Unemployment Tsunami May Hit Nigeria – Kadpoly Acting Rector
The Acting Rector of Kaduna Polytechnic, Dr. Catherine E. Uloko, has warned that Nigeria in the next five years will have Tsunami of unemployed youths which will lead to increase in crime rate in the country unless the government takes a study of entrepreneurship education to the lower standard of educational ladder.
She stated this while speaking to journalists at an Engineering Conference organized by the College of Engineering of the Institution in Kaduna yesterday.

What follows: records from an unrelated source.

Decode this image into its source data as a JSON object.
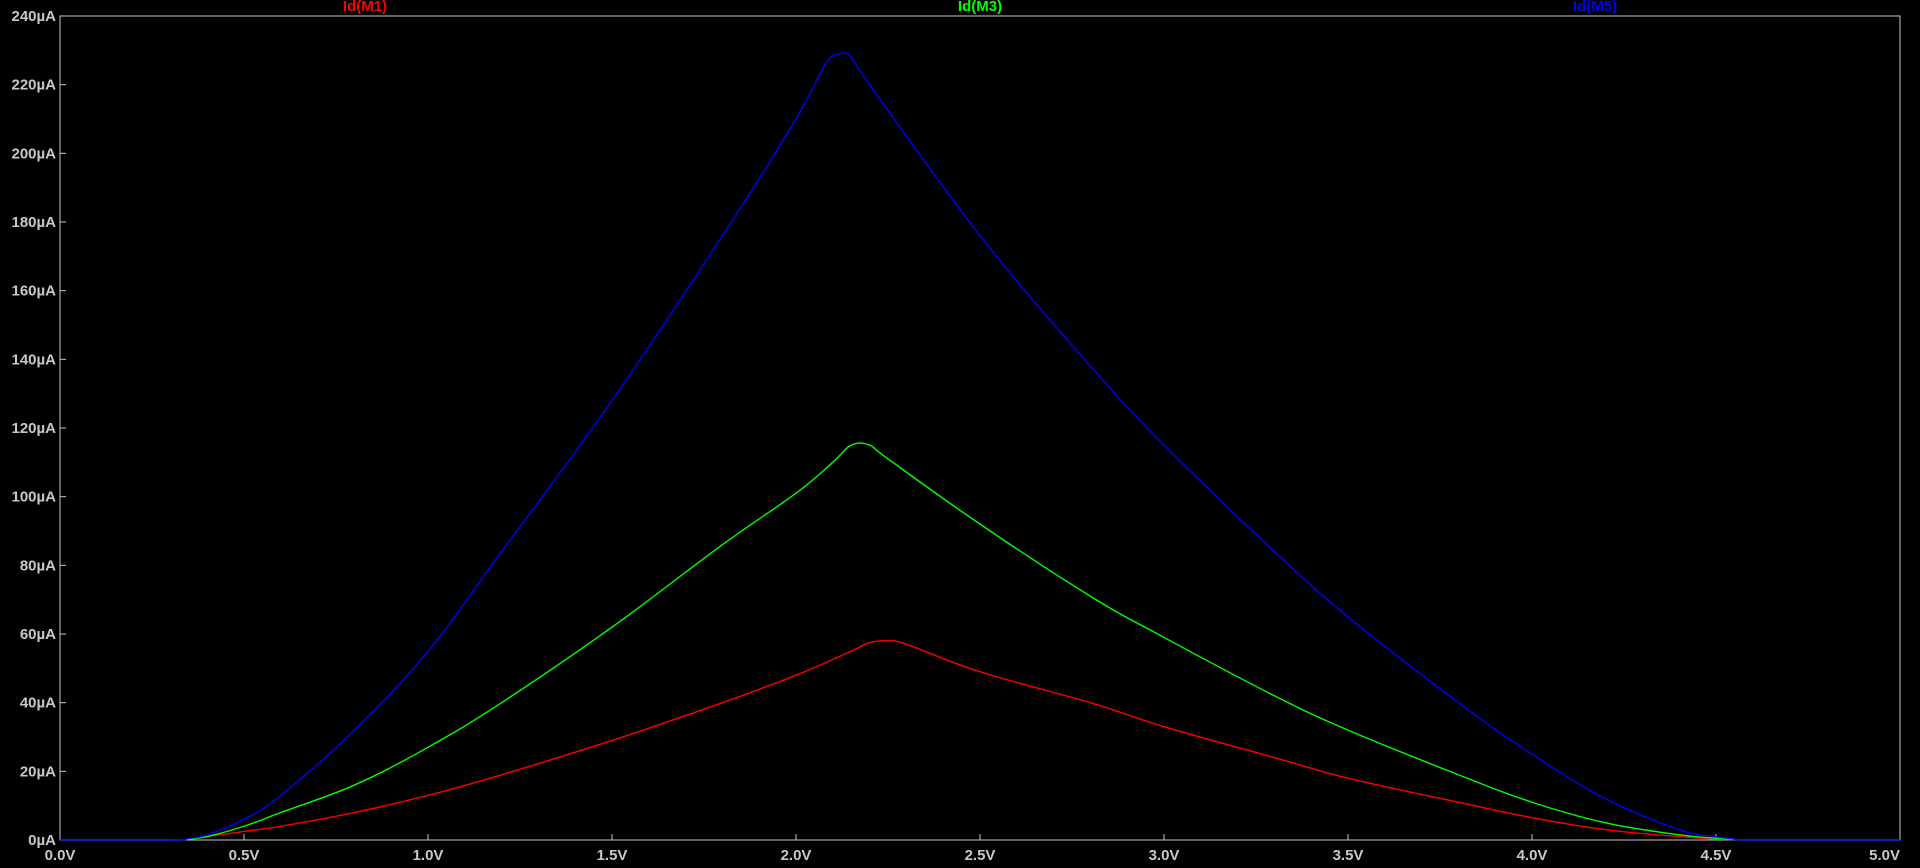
{
  "chart_data": {
    "type": "line",
    "title": "",
    "xlabel": "",
    "ylabel": "",
    "xlim": [
      0,
      5
    ],
    "ylim": [
      0,
      240
    ],
    "grid": false,
    "legend": "top (trace names above plot)",
    "x_ticks": [
      {
        "value": 0.0,
        "label": "0.0V"
      },
      {
        "value": 0.5,
        "label": "0.5V"
      },
      {
        "value": 1.0,
        "label": "1.0V"
      },
      {
        "value": 1.5,
        "label": "1.5V"
      },
      {
        "value": 2.0,
        "label": "2.0V"
      },
      {
        "value": 2.5,
        "label": "2.5V"
      },
      {
        "value": 3.0,
        "label": "3.0V"
      },
      {
        "value": 3.5,
        "label": "3.5V"
      },
      {
        "value": 4.0,
        "label": "4.0V"
      },
      {
        "value": 4.5,
        "label": "4.5V"
      },
      {
        "value": 5.0,
        "label": "5.0V"
      }
    ],
    "y_ticks": [
      {
        "value": 0,
        "label": "0µA"
      },
      {
        "value": 20,
        "label": "20µA"
      },
      {
        "value": 40,
        "label": "40µA"
      },
      {
        "value": 60,
        "label": "60µA"
      },
      {
        "value": 80,
        "label": "80µA"
      },
      {
        "value": 100,
        "label": "100µA"
      },
      {
        "value": 120,
        "label": "120µA"
      },
      {
        "value": 140,
        "label": "140µA"
      },
      {
        "value": 160,
        "label": "160µA"
      },
      {
        "value": 180,
        "label": "180µA"
      },
      {
        "value": 200,
        "label": "200µA"
      },
      {
        "value": 220,
        "label": "220µA"
      },
      {
        "value": 240,
        "label": "240µA"
      }
    ],
    "series": [
      {
        "name": "Id(M1)",
        "color": "#ff0000",
        "x": [
          0.0,
          0.3,
          0.35,
          0.4,
          0.5,
          0.6,
          0.8,
          1.0,
          1.2,
          1.5,
          1.8,
          2.0,
          2.15,
          2.2,
          2.25,
          2.3,
          2.5,
          2.8,
          3.0,
          3.3,
          3.5,
          3.8,
          4.0,
          4.2,
          4.4,
          4.5,
          4.55,
          4.6,
          5.0
        ],
        "y": [
          0,
          0,
          0.3,
          1,
          2.5,
          4,
          8,
          13,
          19,
          29,
          40,
          48,
          55,
          57.5,
          58,
          57,
          49,
          40,
          33,
          24,
          18,
          11,
          6.5,
          3,
          1,
          0.3,
          0.1,
          0,
          0
        ]
      },
      {
        "name": "Id(M3)",
        "color": "#00ff00",
        "x": [
          0.0,
          0.3,
          0.35,
          0.4,
          0.5,
          0.6,
          0.8,
          1.0,
          1.2,
          1.5,
          1.8,
          2.0,
          2.1,
          2.15,
          2.2,
          2.25,
          2.5,
          2.8,
          3.0,
          3.3,
          3.5,
          3.8,
          4.0,
          4.2,
          4.4,
          4.5,
          4.55,
          4.6,
          5.0
        ],
        "y": [
          0,
          0,
          0.3,
          1,
          4,
          8,
          16,
          27,
          40,
          62,
          86,
          101,
          110,
          115,
          115,
          111,
          92,
          71,
          59,
          42,
          32,
          19,
          11,
          5,
          1.5,
          0.5,
          0.1,
          0,
          0
        ]
      },
      {
        "name": "Id(M5)",
        "color": "#0000ff",
        "x": [
          0.0,
          0.3,
          0.35,
          0.4,
          0.5,
          0.6,
          0.8,
          1.0,
          1.2,
          1.5,
          1.8,
          2.0,
          2.08,
          2.12,
          2.15,
          2.2,
          2.5,
          2.8,
          3.0,
          3.3,
          3.5,
          3.8,
          4.0,
          4.2,
          4.4,
          4.5,
          4.55,
          4.6,
          5.0
        ],
        "y": [
          0,
          0,
          0.5,
          1.5,
          6,
          13,
          32,
          55,
          84,
          128,
          176,
          210,
          226,
          229,
          228,
          220,
          176,
          138,
          115,
          84,
          65,
          40,
          25,
          12,
          3,
          1,
          0.3,
          0,
          0
        ]
      }
    ]
  }
}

Dr. Uloko added that it is the unemployed youths that are kidnapping; they are the armed robbers and substance abusers of today. And in order to correct it the entrepreneurial skill must start from the scratch and that is the primary school level.
“In Kenya they teach entrepreneurship education in primary schools, in secondary schools and then take it to the tertiary level. So that by the time you reach the tertiary school level nobody will tell you to go and create a job.

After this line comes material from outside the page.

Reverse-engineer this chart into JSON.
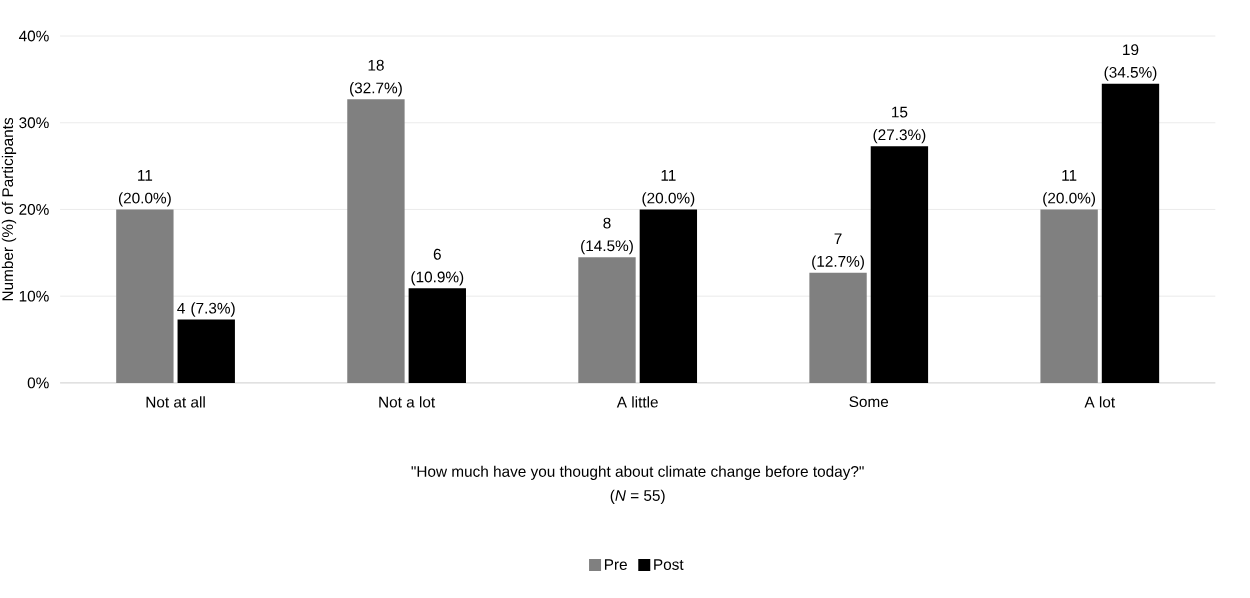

“Because we’re in the time of recession there is need to indoctrinate students to have an entrepreneurial mindset. If you don’t begin to make students imbibe that entrepreneurial mindset at the end of the day what we’re talking about today will be just like a child’s play compared to what will happen in the next five years when you have a Tsunami of unemployed youths.
“I think that government should take entrepreneurship education to the lower level right to the primary schools because if you finish primary six and drop out you can now do a business. If you drop out from secondary school you can do a business and become an entrepreneur,” she said.
In his remark, the Dean, Faculty of Engineering, University of Jos, Nigeria, Professor Stephen J. Mallo, who defined Entrepreneurship as the process of designing, launching and running a new business, which typically begins as a small business, such as a startup company, offering a product, process or service for sale or hire; said the national policy on education has undergone some reviews as well as the curriculum to encourage more entrepreneurship.
Professor Mallo said the introduction of Entrepreneurial studies in Nigerian Tertiary institutions is barely one decade having started in the 2007/2008 academic session.
“We must admit that even though the impact may not be very visible, for now the awareness of the need for graduating students to think out-of-the-box to take advantages of opportunities for self actualization in the midst of dwindling employment opportunities in government organizations.
The host of the conference, Director of College of Engineering, Kaduna Polytechnic, Dr. Mohammed Kabir Abdullahi said the theme: Entrepreneurship in Engineering Technology: The Concept of Learn To Do was chosen to ginger up students to learn to develop skills that will enable them to be entrepreneurs even when they’re still in the school. He added that the Institution is creating an enabling environment for the realization of such goal.